Results: 15 patients with CF were started on ivacaftor, mean age of 32 years (range 18-69). The mean predicted FEV1 was 59.6% (range 20-94%) at baseline. There was a significant increase in percentage points in predicted FEV1 (11.3% at 6 months, 7.5% at 1 year, 9.7% at 18 months and 11.8% at 2 years (p<0.0001), in BMI (7.2% at 6 months, 9.4% at 1 year, 8.4% at 18 months and 8.1% at 2 years (p=0.0083) and a decrease in sweat chloride from baseline (-47.2mmol/l at 1 year and -55mmol/l at 2 years (p<0.0001). There was a reduction in pulmonary exacerbations of 40.6% at 1 year and of 39.3% at 2 years. Only 3/15 patients showed a temporary derangement in LFTs. For 3/15 patients bone density measurements were available at baseline and 2 years later which showed an improvement irrespective of vitamin D levels. There was one successful pregnancy whilst on treatment in this cohort.

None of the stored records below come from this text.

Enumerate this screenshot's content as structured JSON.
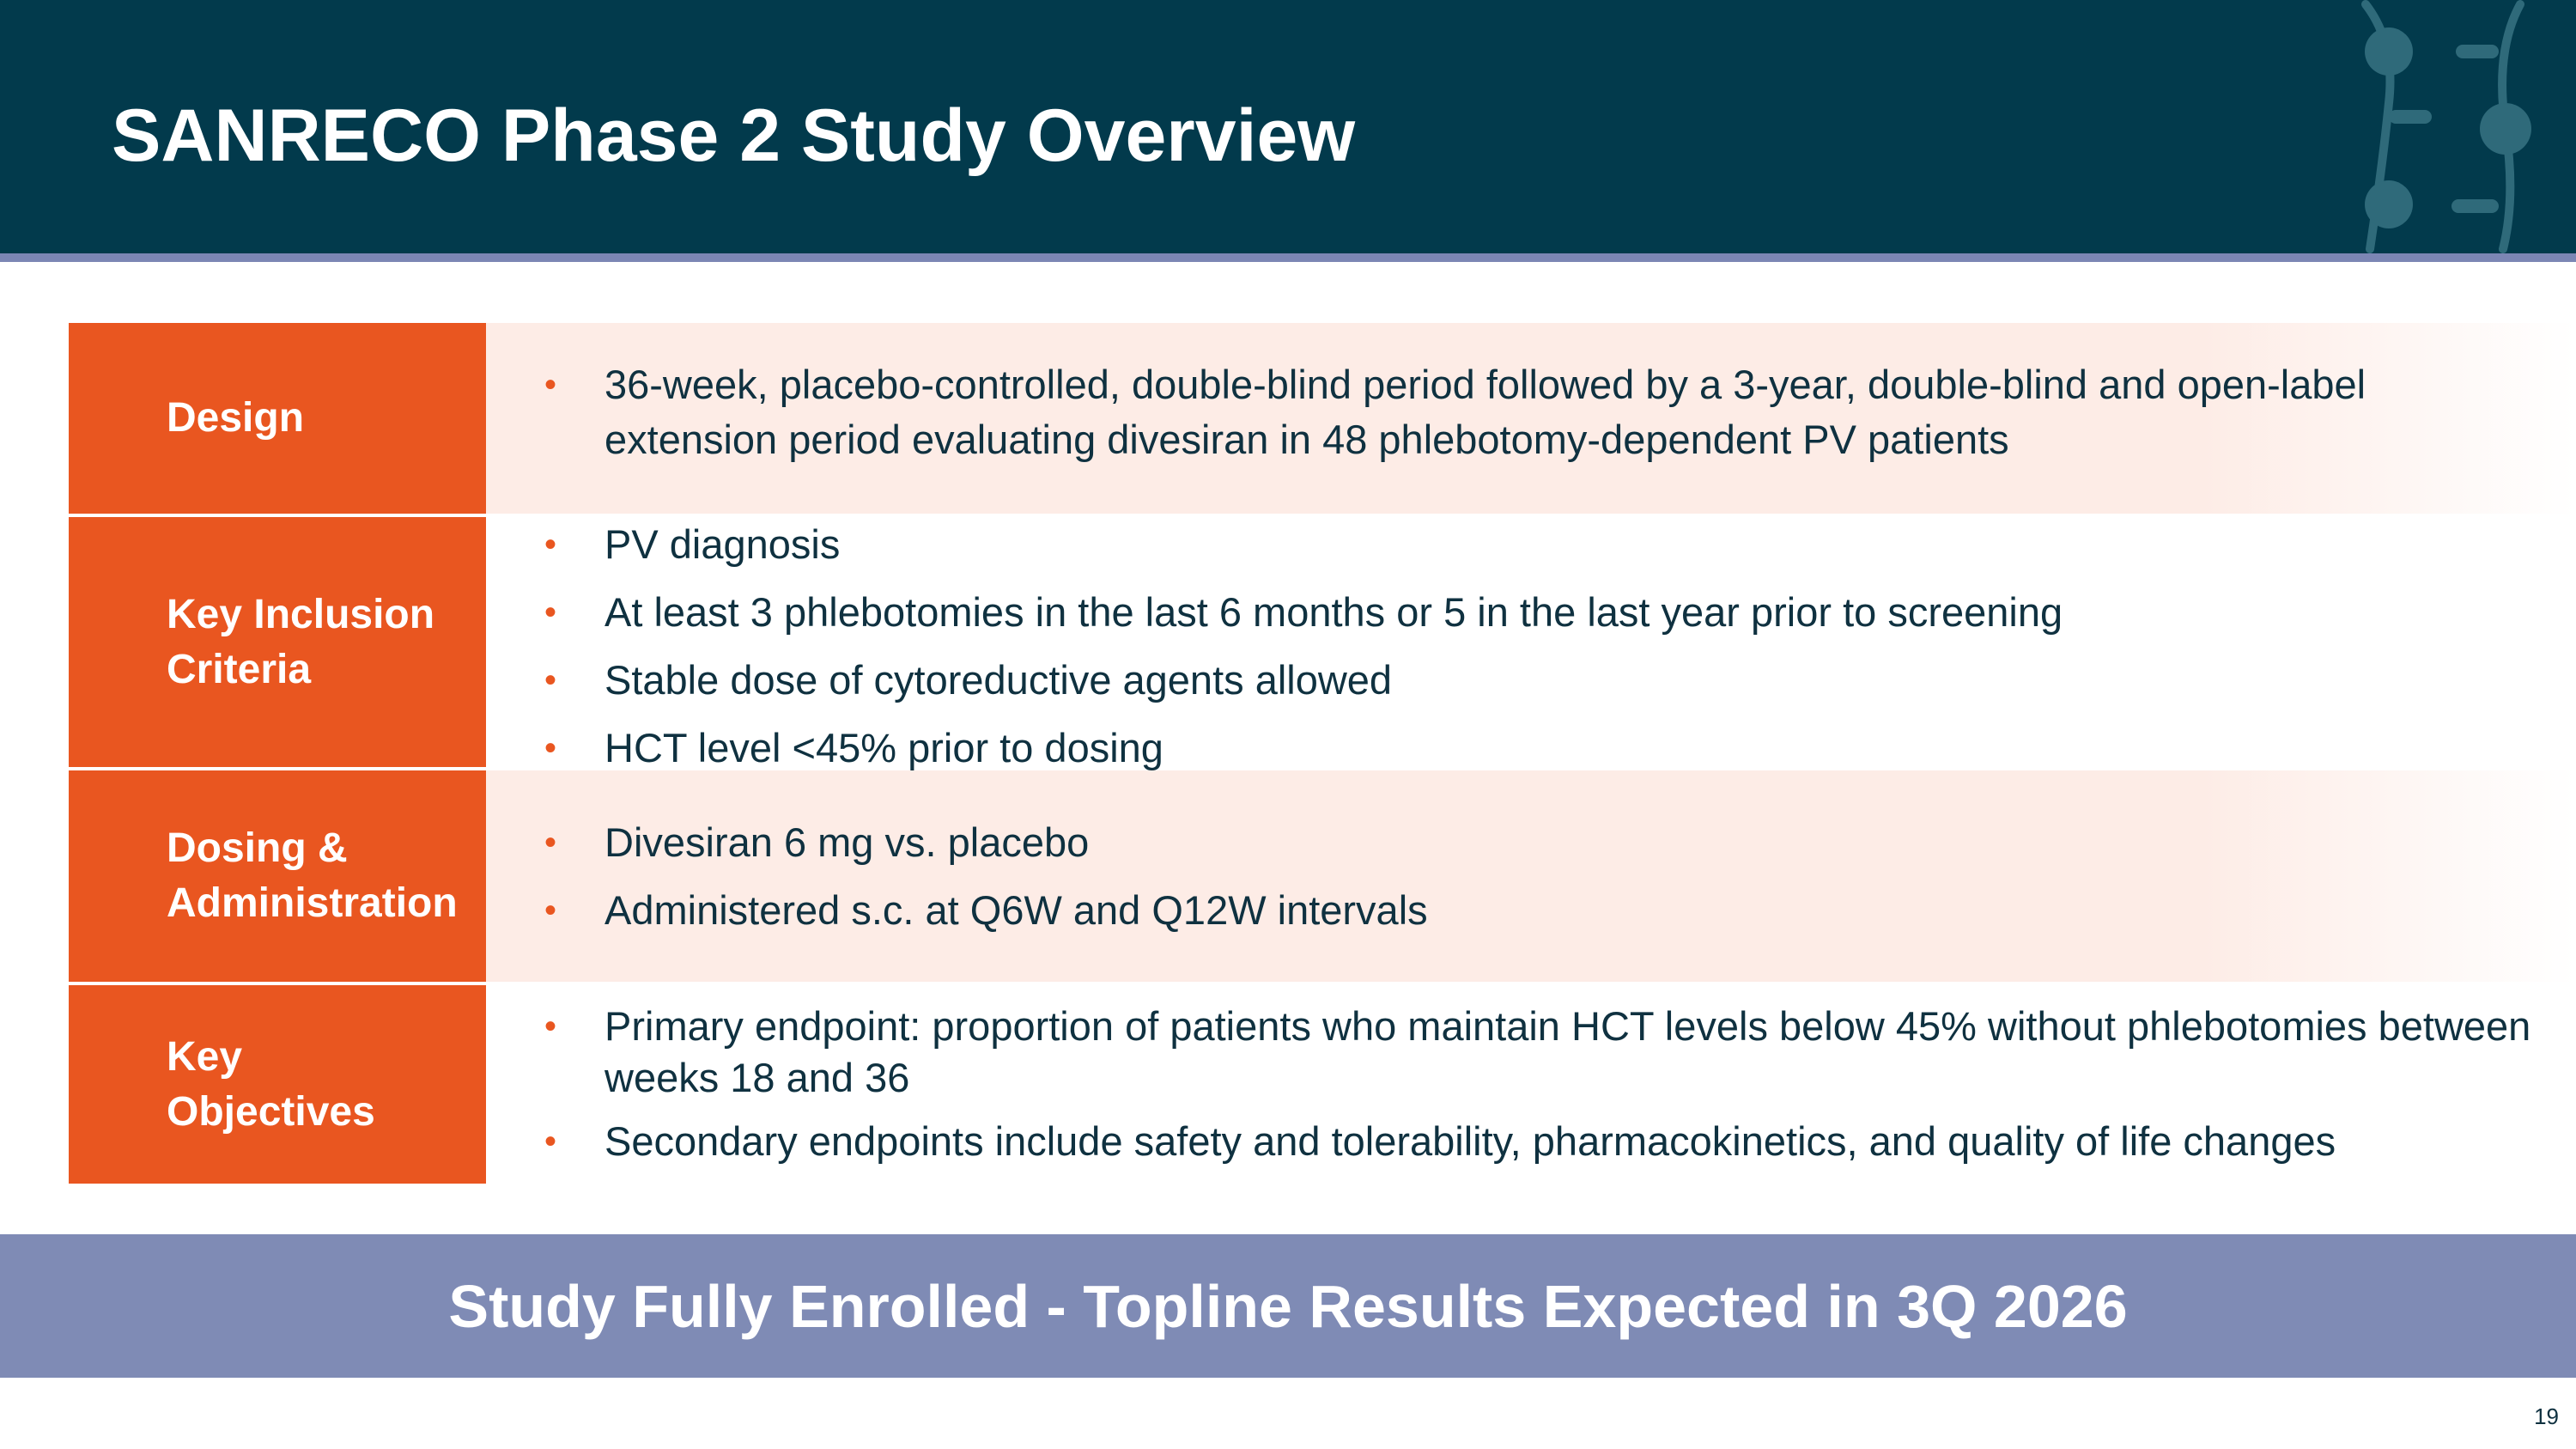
{
  "header": {
    "title": "SANRECO Phase 2 Study Overview",
    "logo_icon": "molecule-logo-icon"
  },
  "rows": [
    {
      "label": "Design",
      "bullets": [
        "36-week, placebo-controlled, double-blind period followed by a 3-year, double-blind and open-label extension period evaluating divesiran in 48 phlebotomy-dependent PV patients"
      ]
    },
    {
      "label": "Key Inclusion\nCriteria",
      "bullets": [
        "PV diagnosis",
        "At least 3 phlebotomies in the last 6 months or 5 in the last year prior to screening",
        "Stable dose of cytoreductive agents allowed",
        "HCT level <45% prior to dosing"
      ]
    },
    {
      "label": "Dosing &\nAdministration",
      "bullets": [
        "Divesiran 6 mg vs. placebo",
        "Administered s.c. at Q6W and Q12W intervals"
      ]
    },
    {
      "label": "Key\nObjectives",
      "bullets": [
        "Primary endpoint: proportion of patients who maintain HCT levels below 45% without phlebotomies between weeks 18 and 36",
        "Secondary endpoints include safety and tolerability, pharmacokinetics, and quality of life changes"
      ]
    }
  ],
  "bullet_glyph": "•",
  "banner": {
    "text": "Study Fully Enrolled - Topline Results Expected in 3Q 2026"
  },
  "footer": {
    "page_number": "19"
  },
  "colors": {
    "header_bg": "#023a4c",
    "accent_orange": "#e95620",
    "banner_bg": "#7f8bb5",
    "row_tint": "#fdece6",
    "body_text": "#0f3140"
  }
}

Conclusions: In practice, ivacaftor therapy has realised clinically relevant improvements in FEV1, BMI, pulmonary exacerbation rate and bone density in CF patients.

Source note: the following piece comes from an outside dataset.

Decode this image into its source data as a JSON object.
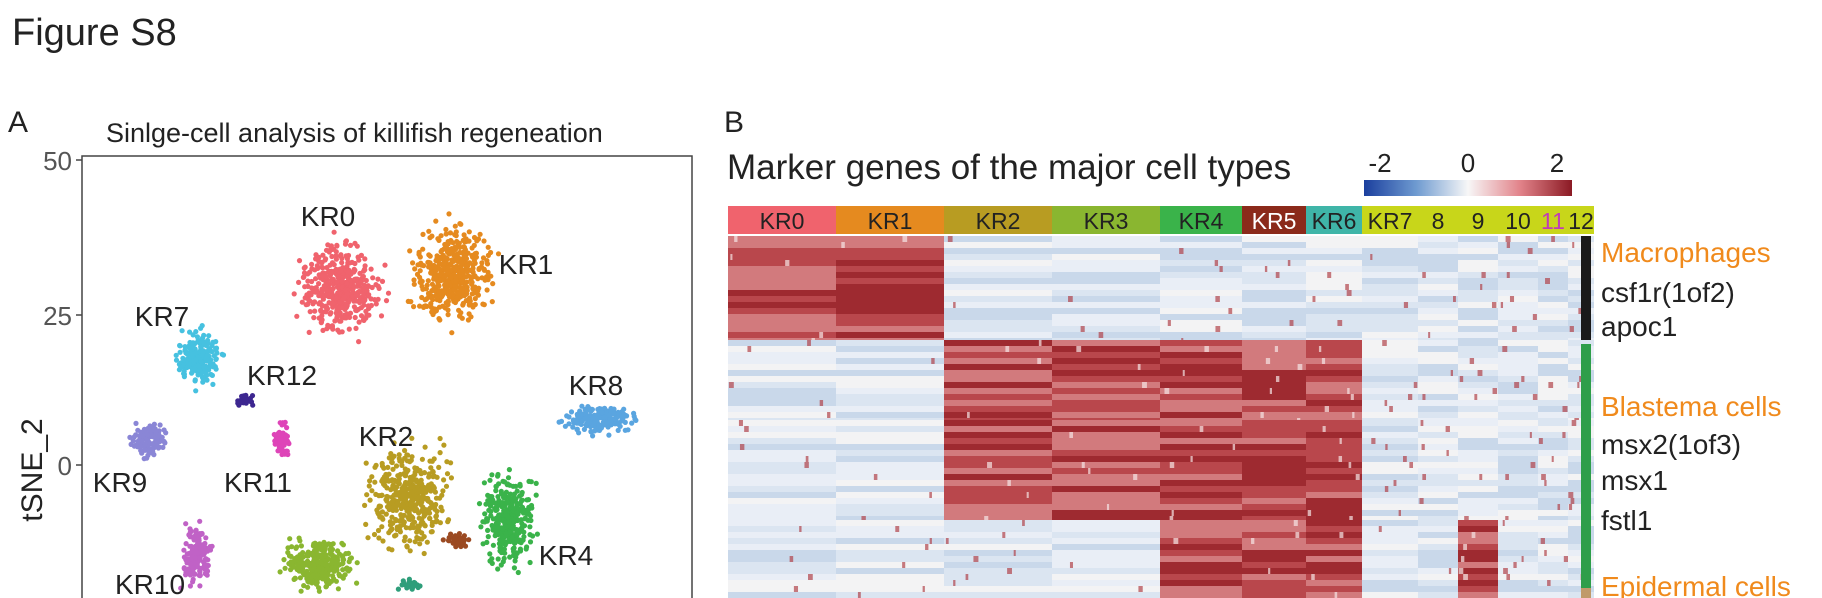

CARE Faculty Perspective: In clinical trials, Ivacaftor has demonstrated consistent efficacy and safety data for patients with cystic fibrosis. This study aimed to look at whether the efficacy results differed at all when used in real life clinical practice. Based on a retrospective analysis of 324 patients over the course of 3 years, results suggest ivacaftor does in fact treat CF effectively (demonstrated by improvements in FEV1, BMI, pulmonary exacerbation rate, and bone density).
Ivacaftor has also been investigated in combination with Lumacaftor. The combination (Orkambi®) therapy has recently been approved by FDA and Health Canada for CF patients homozygous for the most common CFTR mutation (F508del/F508del).

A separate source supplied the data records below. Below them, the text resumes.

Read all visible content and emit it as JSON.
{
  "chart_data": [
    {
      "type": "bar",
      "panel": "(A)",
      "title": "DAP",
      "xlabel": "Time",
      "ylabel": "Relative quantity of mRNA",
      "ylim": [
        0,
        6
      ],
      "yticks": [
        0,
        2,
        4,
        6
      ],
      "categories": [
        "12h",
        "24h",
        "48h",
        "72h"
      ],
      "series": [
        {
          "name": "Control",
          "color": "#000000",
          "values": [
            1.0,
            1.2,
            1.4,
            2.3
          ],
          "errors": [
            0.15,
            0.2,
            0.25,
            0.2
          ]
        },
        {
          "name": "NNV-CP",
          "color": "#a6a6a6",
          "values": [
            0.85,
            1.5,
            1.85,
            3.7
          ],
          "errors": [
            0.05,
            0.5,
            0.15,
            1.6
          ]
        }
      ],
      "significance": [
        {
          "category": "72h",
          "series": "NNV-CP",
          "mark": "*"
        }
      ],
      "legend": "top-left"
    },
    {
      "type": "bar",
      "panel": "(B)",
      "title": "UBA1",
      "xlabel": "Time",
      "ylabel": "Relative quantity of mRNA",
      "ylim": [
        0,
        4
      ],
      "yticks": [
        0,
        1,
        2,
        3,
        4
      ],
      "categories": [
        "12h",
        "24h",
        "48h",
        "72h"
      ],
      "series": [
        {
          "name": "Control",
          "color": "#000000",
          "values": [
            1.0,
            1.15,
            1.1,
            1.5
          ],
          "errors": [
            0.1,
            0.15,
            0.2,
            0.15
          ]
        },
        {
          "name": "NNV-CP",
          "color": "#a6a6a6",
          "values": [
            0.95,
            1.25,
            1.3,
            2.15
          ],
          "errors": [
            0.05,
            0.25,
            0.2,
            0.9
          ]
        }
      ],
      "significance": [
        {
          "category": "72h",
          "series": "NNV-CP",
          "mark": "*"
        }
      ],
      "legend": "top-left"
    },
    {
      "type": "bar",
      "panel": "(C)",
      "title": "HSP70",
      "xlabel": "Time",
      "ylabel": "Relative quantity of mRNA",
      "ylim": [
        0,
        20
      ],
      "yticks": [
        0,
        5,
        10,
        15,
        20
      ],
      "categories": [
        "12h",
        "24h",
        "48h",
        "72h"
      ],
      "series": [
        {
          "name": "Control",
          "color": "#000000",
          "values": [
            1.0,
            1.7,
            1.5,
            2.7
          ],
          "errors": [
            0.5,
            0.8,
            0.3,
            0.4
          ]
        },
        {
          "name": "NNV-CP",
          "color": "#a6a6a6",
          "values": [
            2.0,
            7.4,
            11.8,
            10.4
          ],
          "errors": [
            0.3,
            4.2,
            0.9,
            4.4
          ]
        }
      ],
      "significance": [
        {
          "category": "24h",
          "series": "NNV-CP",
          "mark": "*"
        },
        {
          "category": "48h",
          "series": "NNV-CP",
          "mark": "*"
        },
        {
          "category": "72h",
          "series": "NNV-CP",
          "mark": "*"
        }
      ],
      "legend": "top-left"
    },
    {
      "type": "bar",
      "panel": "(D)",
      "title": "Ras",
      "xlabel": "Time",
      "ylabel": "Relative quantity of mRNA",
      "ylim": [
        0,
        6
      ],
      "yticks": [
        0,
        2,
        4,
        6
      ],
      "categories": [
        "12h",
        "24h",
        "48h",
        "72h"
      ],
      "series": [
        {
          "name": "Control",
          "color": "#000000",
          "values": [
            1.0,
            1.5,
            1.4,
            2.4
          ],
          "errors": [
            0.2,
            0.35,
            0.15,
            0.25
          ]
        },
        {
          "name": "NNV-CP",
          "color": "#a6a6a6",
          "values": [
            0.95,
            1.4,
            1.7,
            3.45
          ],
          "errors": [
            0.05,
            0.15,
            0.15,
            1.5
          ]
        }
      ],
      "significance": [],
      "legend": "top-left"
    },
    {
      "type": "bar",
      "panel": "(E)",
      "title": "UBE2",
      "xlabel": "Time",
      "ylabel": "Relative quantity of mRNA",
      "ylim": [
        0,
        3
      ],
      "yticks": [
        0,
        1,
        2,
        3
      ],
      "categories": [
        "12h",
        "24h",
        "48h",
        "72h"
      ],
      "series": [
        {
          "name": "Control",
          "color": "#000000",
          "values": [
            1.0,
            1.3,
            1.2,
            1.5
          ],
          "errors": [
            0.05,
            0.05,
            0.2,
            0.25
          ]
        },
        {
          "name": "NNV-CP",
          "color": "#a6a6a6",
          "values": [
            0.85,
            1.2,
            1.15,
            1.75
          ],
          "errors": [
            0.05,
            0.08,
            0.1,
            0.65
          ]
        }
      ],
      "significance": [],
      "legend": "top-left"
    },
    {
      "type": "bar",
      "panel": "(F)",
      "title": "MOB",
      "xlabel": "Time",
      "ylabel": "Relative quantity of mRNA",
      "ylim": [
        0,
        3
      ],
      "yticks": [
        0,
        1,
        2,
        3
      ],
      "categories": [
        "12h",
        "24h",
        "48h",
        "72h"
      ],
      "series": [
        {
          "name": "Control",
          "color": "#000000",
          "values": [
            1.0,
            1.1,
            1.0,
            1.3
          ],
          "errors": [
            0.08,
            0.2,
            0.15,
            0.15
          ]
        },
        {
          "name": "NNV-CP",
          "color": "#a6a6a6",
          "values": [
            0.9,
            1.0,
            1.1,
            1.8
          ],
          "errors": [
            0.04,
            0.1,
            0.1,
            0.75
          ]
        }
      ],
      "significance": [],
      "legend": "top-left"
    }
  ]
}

Better access to appropriate CF therapy could help to improve the quality and length of their lives. Cystic Fibrosis Canada has made a submission to the Canadian Drug Expert Committee (CDEC) of the Canadian Agency for Drugs and Technologies in Health (CADTH). [i] They have requested that Orkambi be reconsidered at the next CDEC meeting in September 2016. Moreover, they have requested that the CDEC consider the recommendations made by a panel of Cystic Fibrosis specialists across Canada regarding its clinical use.